No one knows a woman’s heart like the cardiologists at UNC’s Center for Heart and Vascular Care. Heart disease is a killer that strikes more women than men and it’s more deadly than all forms of cancer combined. While one in 31 women die from breast cancer each year, heart disease claims the lives of one in three.
“We want to encourage women to be more aware of their heart health as we focus on early-detection, prevention, risk assessment, lifestyle management and raising awareness,” said Miller who is also medical director of cardiac rehabilitation and director of UNC’s Women’s Heart Program at the UNC School of Medicine.
Symposium topics informed women of the causes of heart disease and treatment. Cardiovascular disease and stroke impact women differently across race and ethnicity while cultural, educational and economic disparities further complicate prevention efforts.
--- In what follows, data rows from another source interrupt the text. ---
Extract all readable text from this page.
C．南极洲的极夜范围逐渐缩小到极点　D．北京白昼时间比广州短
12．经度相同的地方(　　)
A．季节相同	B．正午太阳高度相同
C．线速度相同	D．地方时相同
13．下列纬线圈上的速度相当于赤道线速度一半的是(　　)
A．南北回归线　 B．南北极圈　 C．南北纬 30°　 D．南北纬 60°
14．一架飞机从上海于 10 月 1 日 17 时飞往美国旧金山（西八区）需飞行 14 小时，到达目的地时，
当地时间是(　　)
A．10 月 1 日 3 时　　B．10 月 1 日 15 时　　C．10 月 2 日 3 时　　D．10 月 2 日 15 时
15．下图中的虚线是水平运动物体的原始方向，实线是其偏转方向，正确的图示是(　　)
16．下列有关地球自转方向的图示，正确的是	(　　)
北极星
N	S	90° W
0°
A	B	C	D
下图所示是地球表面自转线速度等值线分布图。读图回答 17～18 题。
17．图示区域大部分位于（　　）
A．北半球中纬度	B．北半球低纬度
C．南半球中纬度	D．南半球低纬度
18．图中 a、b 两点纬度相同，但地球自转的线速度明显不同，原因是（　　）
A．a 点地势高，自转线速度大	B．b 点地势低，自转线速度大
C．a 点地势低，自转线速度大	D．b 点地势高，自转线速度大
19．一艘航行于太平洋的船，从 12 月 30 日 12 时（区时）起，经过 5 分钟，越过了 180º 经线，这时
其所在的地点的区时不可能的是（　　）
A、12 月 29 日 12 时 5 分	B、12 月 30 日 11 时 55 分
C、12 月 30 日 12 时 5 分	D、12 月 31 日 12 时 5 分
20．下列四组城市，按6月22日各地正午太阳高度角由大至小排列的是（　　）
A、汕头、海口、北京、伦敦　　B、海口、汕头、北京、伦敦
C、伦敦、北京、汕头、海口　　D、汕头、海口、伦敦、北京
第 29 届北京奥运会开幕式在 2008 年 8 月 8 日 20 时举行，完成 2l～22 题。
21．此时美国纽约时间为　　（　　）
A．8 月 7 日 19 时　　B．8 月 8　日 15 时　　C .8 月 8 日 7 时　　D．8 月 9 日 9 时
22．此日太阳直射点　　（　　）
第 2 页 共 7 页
Ambassadors for Women’s Cardiovascular Health
“Our hope is that participants take away not only the importance of educating themselves, but the need to help educate all women,” said Miller. “We want them to share the information they learn with daughters, granddaughters, co-workers and neighbors. Cardiovascular disease is preventable.”
Participant Pat Flynn left inspired to focus on her own health. With heart disease effecting both sides of her family–her younger brother died from a heart attack in Yosemite National Park at age 40–she realized the vital missing element in her own heath regimen is exercise.
“Dr. Weickert’s presentation was especially important to me. I felt very pampered and well taken care of,” said Flynn. “It was a day where I could put luxurious attention on myself. The whole experience was such a gift.”
UNC’s head women’s basketball coach Sylvia Hatchell was keynote speaker and the events offered, free to all participants, a heart healthy lunch meal and snacks, plus nutrition and fitness recommendations.
As director of the UNC Women’s Heart Program, Dr. Miller is focused on preventing cardiac symptoms and illness. She provides cardiovascular fitness counseling, while providing stress and general echocardiography services. She has received numerous accolades and awards for her work to fight women’s heart disease.